Are there not better explanations of some of the texts that Enns cites in support of his ideas? A rather glaring example here is his treatment of Luke 24:25-27 (the post-resurrection appearance of Jesus to the two on the road to Emmaus), where I think that Enns has quite missed the point of what Jesus is reported as saying. And is it really the case, as Enns asserts, that the OT nowhere predicts the sufferings of the Messiah, and his subsequent glory (as 1 Peter 1:10-12 asserts)?
When Enns says that the Old Testament writers do not agree about whether there is one God or many gods, or when he states that God is sometimes presented as transcendent and unchanging, and at other times are rather human and indecisive, has he not considered the well-known concept of ‘accommodation?
What about miracles? It is pretty clear that Enns regards many of the biblical miracles, including the Egyptian plagues, as of dubious historicity. But he scarcely mentions the miracles of Jesus. Why not?
A major sticking-point
But I turn to a more general question, which has to do with the nature of the Bible as both a human and a divine product.
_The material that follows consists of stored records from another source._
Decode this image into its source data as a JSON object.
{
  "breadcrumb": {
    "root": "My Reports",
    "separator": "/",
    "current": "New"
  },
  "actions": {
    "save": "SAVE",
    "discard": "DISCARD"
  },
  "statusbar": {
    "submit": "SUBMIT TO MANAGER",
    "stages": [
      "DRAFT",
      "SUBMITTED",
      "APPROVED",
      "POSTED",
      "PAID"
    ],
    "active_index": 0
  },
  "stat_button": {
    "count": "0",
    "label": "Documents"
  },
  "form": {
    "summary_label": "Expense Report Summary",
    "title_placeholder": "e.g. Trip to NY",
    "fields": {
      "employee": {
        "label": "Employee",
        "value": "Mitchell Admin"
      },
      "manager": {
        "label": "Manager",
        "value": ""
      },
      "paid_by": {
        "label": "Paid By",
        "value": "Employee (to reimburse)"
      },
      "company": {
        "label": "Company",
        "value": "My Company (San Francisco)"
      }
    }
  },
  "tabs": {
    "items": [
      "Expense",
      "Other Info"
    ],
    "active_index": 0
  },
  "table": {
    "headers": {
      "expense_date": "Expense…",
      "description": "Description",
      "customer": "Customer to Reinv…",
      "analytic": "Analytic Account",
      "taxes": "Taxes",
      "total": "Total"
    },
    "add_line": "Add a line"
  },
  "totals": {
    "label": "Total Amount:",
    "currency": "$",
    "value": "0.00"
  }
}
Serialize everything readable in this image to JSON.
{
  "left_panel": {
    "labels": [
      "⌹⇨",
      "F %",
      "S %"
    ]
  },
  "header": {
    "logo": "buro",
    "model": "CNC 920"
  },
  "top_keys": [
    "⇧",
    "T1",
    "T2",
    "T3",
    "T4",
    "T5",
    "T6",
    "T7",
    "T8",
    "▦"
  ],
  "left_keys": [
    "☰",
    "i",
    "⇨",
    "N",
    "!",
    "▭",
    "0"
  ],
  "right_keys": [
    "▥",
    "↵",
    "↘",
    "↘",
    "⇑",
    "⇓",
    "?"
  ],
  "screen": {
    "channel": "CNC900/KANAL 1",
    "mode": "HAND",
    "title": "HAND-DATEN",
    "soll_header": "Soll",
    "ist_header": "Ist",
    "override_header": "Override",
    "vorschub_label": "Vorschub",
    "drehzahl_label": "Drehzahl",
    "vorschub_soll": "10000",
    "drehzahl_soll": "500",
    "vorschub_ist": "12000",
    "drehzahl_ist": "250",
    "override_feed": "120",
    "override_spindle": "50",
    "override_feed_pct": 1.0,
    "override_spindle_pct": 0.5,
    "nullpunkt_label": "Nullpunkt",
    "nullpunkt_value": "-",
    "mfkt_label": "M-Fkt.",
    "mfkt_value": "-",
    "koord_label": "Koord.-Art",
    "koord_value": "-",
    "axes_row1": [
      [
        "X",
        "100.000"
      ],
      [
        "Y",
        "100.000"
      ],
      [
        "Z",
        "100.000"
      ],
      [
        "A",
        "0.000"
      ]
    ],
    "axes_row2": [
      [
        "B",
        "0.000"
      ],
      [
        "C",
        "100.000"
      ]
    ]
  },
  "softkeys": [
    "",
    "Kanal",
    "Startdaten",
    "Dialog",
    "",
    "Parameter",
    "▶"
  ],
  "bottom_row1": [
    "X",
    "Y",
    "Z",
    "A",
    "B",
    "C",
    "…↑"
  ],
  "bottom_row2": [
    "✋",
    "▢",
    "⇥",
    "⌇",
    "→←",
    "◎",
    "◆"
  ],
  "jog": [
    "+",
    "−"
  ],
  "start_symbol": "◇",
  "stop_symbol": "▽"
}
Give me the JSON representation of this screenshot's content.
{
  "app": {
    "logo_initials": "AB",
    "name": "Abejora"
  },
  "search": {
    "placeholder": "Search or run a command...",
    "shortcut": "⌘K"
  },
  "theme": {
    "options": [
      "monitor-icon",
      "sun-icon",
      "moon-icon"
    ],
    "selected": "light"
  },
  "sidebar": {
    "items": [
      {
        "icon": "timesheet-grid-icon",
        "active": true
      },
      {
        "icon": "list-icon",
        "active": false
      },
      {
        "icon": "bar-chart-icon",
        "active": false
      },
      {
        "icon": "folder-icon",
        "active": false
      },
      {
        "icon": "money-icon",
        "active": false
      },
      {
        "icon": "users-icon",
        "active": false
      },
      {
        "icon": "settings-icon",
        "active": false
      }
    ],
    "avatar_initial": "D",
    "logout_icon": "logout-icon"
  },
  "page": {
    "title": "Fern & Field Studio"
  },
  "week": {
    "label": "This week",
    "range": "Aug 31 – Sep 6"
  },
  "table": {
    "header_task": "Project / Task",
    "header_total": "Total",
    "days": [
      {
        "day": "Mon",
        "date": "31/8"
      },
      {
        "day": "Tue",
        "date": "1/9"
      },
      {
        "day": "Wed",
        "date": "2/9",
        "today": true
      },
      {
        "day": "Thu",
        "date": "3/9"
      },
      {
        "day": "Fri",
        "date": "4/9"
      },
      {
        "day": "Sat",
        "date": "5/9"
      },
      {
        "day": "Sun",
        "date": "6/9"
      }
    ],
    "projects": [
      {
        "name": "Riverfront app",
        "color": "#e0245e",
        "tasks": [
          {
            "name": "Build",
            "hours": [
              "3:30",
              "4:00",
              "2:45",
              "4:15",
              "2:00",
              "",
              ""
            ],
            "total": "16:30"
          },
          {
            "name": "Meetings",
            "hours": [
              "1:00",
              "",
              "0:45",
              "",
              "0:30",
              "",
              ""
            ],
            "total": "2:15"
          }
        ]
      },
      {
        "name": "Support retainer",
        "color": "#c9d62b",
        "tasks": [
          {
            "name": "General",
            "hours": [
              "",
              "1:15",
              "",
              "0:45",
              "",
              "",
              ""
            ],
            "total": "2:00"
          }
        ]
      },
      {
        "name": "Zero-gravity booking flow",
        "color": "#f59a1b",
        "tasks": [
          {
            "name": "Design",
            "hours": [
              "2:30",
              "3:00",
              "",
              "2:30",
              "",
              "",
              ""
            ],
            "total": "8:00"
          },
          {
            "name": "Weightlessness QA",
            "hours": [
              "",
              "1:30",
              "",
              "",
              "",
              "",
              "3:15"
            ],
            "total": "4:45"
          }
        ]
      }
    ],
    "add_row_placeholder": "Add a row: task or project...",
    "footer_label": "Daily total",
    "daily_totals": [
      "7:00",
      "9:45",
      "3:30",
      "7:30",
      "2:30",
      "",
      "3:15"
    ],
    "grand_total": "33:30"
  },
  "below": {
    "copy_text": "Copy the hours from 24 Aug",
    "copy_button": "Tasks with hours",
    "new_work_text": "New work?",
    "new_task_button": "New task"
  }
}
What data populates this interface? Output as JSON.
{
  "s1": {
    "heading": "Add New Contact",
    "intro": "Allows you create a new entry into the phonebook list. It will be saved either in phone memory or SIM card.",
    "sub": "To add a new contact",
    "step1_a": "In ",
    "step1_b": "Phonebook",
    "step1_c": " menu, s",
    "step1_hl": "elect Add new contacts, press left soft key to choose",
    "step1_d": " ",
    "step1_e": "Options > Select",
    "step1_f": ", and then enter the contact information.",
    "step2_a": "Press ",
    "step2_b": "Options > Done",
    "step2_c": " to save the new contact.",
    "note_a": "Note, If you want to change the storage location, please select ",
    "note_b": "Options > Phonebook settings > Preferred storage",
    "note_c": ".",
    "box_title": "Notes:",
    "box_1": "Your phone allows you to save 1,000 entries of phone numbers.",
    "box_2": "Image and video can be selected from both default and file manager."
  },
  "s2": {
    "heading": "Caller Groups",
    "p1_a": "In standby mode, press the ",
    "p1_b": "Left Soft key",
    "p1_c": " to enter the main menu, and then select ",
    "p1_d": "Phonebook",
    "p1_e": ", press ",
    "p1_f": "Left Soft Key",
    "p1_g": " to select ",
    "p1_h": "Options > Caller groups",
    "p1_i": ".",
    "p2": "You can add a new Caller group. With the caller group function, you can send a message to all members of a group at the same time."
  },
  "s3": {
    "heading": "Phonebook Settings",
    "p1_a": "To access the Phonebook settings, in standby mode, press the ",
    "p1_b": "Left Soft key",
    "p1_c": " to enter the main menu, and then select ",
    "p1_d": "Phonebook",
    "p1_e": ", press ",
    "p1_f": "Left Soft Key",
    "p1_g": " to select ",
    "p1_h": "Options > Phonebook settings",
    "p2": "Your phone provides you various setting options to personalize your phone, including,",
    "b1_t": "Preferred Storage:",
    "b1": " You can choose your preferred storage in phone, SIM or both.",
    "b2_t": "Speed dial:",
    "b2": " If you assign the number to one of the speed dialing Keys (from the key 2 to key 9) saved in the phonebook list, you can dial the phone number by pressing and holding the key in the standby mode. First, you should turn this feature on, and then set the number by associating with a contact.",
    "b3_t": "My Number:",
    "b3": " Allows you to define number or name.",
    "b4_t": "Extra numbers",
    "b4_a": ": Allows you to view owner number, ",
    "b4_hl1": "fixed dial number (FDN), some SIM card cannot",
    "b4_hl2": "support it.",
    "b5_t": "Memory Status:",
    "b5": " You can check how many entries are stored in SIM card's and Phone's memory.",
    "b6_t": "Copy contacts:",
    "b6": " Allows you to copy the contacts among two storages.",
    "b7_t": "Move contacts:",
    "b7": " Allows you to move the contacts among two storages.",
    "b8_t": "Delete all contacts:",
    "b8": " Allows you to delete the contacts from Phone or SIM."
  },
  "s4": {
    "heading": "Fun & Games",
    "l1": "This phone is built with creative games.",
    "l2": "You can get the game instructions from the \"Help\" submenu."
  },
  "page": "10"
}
The only ‘God-event’ to emerge relatively unscathed in Enns’ account is the resurrection of Christ. But his own logic requires him to say why he allows this, the greatest of miracles, to stand, while disallowing, or at least, regarding as dubious, so many of the others. The fact is that he presents an almost completely polarised pair of options about how to read and understand the Bible. On the one side, there are the Bible’s conservative ‘defenders’, who see Scripture as divine revelation, and therefore ‘true in all all it affirms’, but whose very defence blinds them to the Bible’s real nature and meaning. On the other side, there are those like himself who wish to rehabilitate the Bible as a thoroughly human book, but who have only the vaguest things to say about its divine inspiration. I say ‘almost completely polarised’ because, as i said, Enns does not follow through the logic of his own position. He accepts the resurrection of Jesus ‘by faith’. But what, apart this undefined ‘faith’, stops him from joining Bart Ehrman, say, who regards Jesus as non-divine and non-resurrected, or even Robert Price, who doubts that Jesus even existed? (Both Ehrman and Price, be it noted, gravitated to their present scepticism from an earlier evangelicalism).
Enns clearly wants to convince us that the Bible is a truly and thoroughly human book. But in what sense is the Bible ‘the word of God’? He says it is the book that God wants it to be. But the same could be said about any book. On Enns’ account, we are left with a book which is not a revelation from God, but rather an account of what certain flawed and culture-bound humans thought about God. I say that Enns is right to insist that the Bible be read on its own terms, in the context of the ancient cultures in which it was written, and so on. But I say too that he has made an error of judgment in assuming that the Bible as divinely-inspired can be ‘taken as read’. No: it is equally easy to treat the Bible as only divinely-inspired, or only a human product. The challenge is to read and understand the Bible as both a human product and divinely-inspired, and Enns has failed to meet this challenge.
In the end, then, Enns’ project to rescue the Bible from its friends is at least as flawed as its friends’ efforts to defend it against its enemies.